The Countess Pillar is a 17th-century monument near Brougham, Cumbria, England, between Penrith and Appleby. It is two miles east of Penrith on the A66 but is not accessible to the public from 2026 to 2030.

The square top of the pillar is brightly painted and carries sundials on its sides. It was erected by Lady Anne Clifford in 1656 to mark the place where she said goodbye for the last time to her mother, Margaret Clifford, Countess of Cumberland.

Anne Clifford, countess of Pembroke, Dorset and Montgomery (1590–1676), spent much of her life in a long and complex legal battle to obtain the rights of her inheritance. Her mother was one of the few people who supported Anne's claim to the family estates. In 1616 Anne travelled north to see "her" estates and visit her mother at Brougham Castle. On her departure from the castle, Anne travelled with her mother a quarter of a mile to where the castle drive meets the main road, where they had "a grievous and heavy parting". Margaret died a month later.
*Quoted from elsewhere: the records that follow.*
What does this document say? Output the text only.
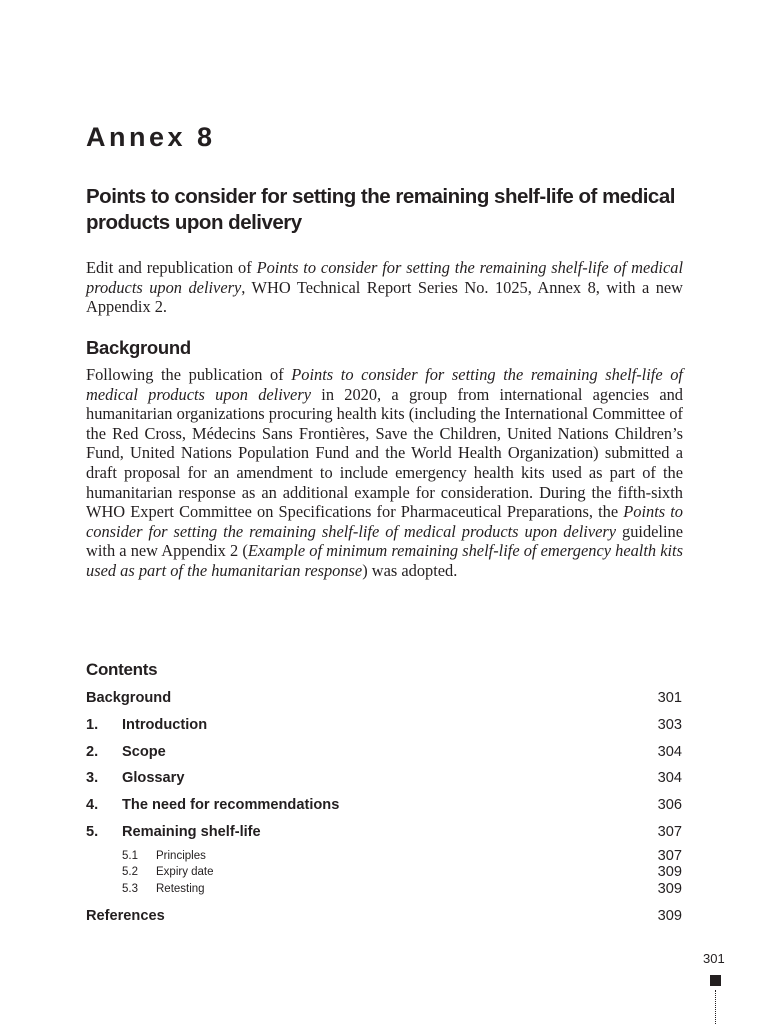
Annex 8
Points to consider for setting the remaining shelf-life of medical products upon delivery

Edit and republication of Points to consider for setting the remaining shelf-life of medical products upon delivery, WHO Technical Report Series No. 1025, Annex 8, with a new Appendix 2.

Background

Following the publication of Points to consider for setting the remaining shelf-life of medical products upon delivery in 2020, a group from international agencies and humanitarian organizations procuring health kits (including the International Committee of the Red Cross, Médecins Sans Frontières, Save the Children, United Nations Children’s Fund, United Nations Population Fund and the World Health Organization) submitted a draft proposal for an amendment to include emergency health kits used as part of the humanitarian response as an additional example for consideration. During the fifth-sixth WHO Expert Committee on Specifications for Pharmaceutical Preparations, the Points to consider for setting the remaining shelf-life of medical products upon delivery guideline with a new Appendix 2 (Example of minimum remaining shelf-life of emergency health kits used as part of the humanitarian response) was adopted.

Contents
Background	301
1. Introduction	303
2. Scope	304
3. Glossary	304
4. The need for recommendations	306
5. Remaining shelf-life	307
5.1 Principles	307
5.2 Expiry date	309
5.3 Retesting	309
References	309
301
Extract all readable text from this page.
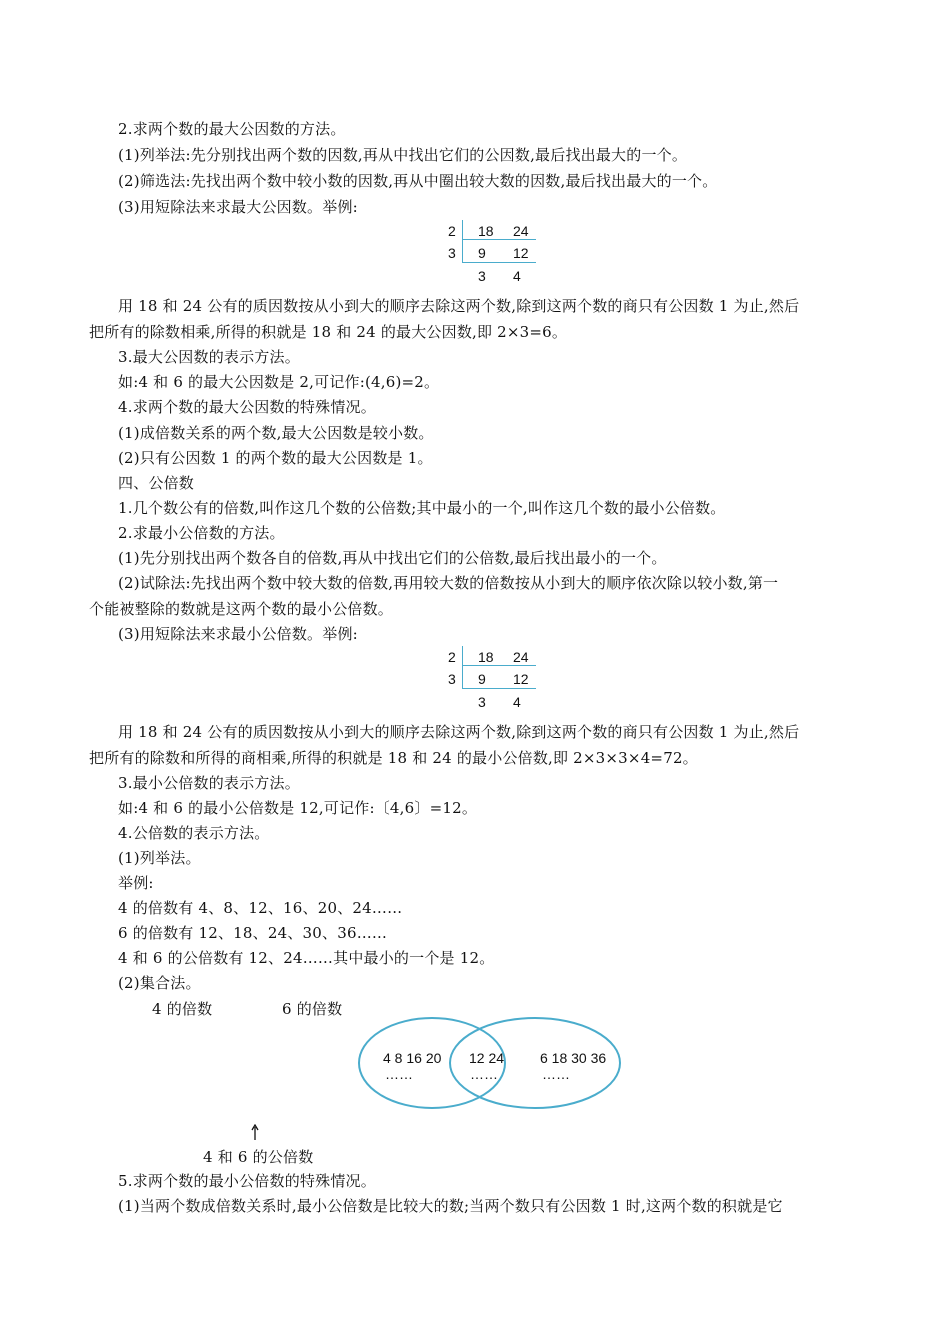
2.求两个数的最大公因数的方法。
(1)列举法:先分别找出两个数的因数,再从中找出它们的公因数,最后找出最大的一个。
(2)筛选法:先找出两个数中较小数的因数,再从中圈出较大数的因数,最后找出最大的一个。
(3)用短除法来求最大公因数。举例:
2
3
18 24
9 12
3 4
用 18 和 24 公有的质因数按从小到大的顺序去除这两个数,除到这两个数的商只有公因数 1 为止,然后
把所有的除数相乘,所得的积就是 18 和 24 的最大公因数,即 2×3=6。
3.最大公因数的表示方法。
如:4 和 6 的最大公因数是 2,可记作:(4,6)=2。
4.求两个数的最大公因数的特殊情况。
(1)成倍数关系的两个数,最大公因数是较小数。
(2)只有公因数 1 的两个数的最大公因数是 1。
四、公倍数
1.几个数公有的倍数,叫作这几个数的公倍数;其中最小的一个,叫作这几个数的最小公倍数。
2.求最小公倍数的方法。
(1)先分别找出两个数各自的倍数,再从中找出它们的公倍数,最后找出最小的一个。
(2)试除法:先找出两个数中较大数的倍数,再用较大数的倍数按从小到大的顺序依次除以较小数,第一
个能被整除的数就是这两个数的最小公倍数。
(3)用短除法来求最小公倍数。举例:
2
3
18 24
9 12
3 4
用 18 和 24 公有的质因数按从小到大的顺序去除这两个数,除到这两个数的商只有公因数 1 为止,然后
把所有的除数和所得的商相乘,所得的积就是 18 和 24 的最小公倍数,即 2×3×3×4=72。
3.最小公倍数的表示方法。
如:4 和 6 的最小公倍数是 12,可记作:〔4,6〕=12。
4.公倍数的表示方法。
(1)列举法。
举例:
4 的倍数有 4、8、12、16、20、24……
6 的倍数有 12、18、24、30、36……
4 和 6 的公倍数有 12、24……其中最小的一个是 12。
(2)集合法。
4 的倍数	6 的倍数
4 8 16 20
……
12 24
……
6 18 30 36
……
4 和 6 的公倍数
5.求两个数的最小公倍数的特殊情况。
(1)当两个数成倍数关系时,最小公倍数是比较大的数;当两个数只有公因数 1 时,这两个数的积就是它
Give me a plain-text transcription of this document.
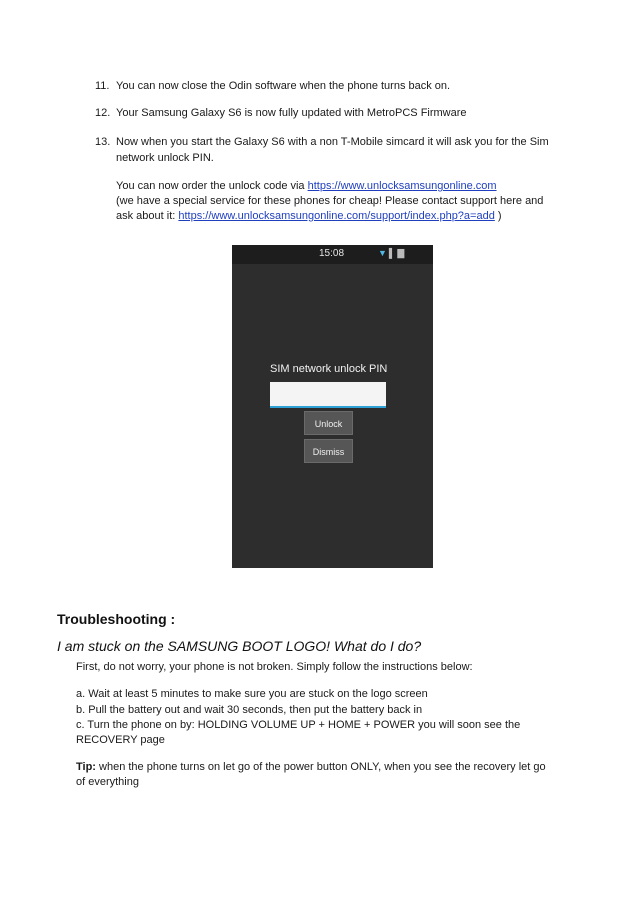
11. You can now close the Odin software when the phone turns back on.
12. Your Samsung Galaxy S6 is now fully updated with MetroPCS Firmware
13. Now when you start the Galaxy S6 with a non T-Mobile simcard it will ask you for the Sim
network unlock PIN.
You can now order the unlock code via https://www.unlocksamsungonline.com
(we have a special service for these phones for cheap! Please contact support here and
ask about it: https://www.unlocksamsungonline.com/support/index.php?a=add )
15:08	▼▌▇
SIM network unlock PIN
Unlock
Dismiss
Troubleshooting :
I am stuck on the SAMSUNG BOOT LOGO! What do I do?
First, do not worry, your phone is not broken. Simply follow the instructions below:
a. Wait at least 5 minutes to make sure you are stuck on the logo screen
b. Pull the battery out and wait 30 seconds, then put the battery back in
c. Turn the phone on by: HOLDING VOLUME UP + HOME + POWER you will soon see the
RECOVERY page
Tip: when the phone turns on let go of the power button ONLY, when you see the recovery let go
of everything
The inscription on the pillar describes Anne as "Sole Heire" of her father, George Earl of Cumberland. It also refers to a bequest in memory of Margaret which was made to the poor of the parish of Brougham. This is commemorated annually on 2 April.

==In literature==
Felicia Hemans's poem "The Memorial Pillar", on the circumstances surrounding the erection of this monument, forms a part of her Records of Woman.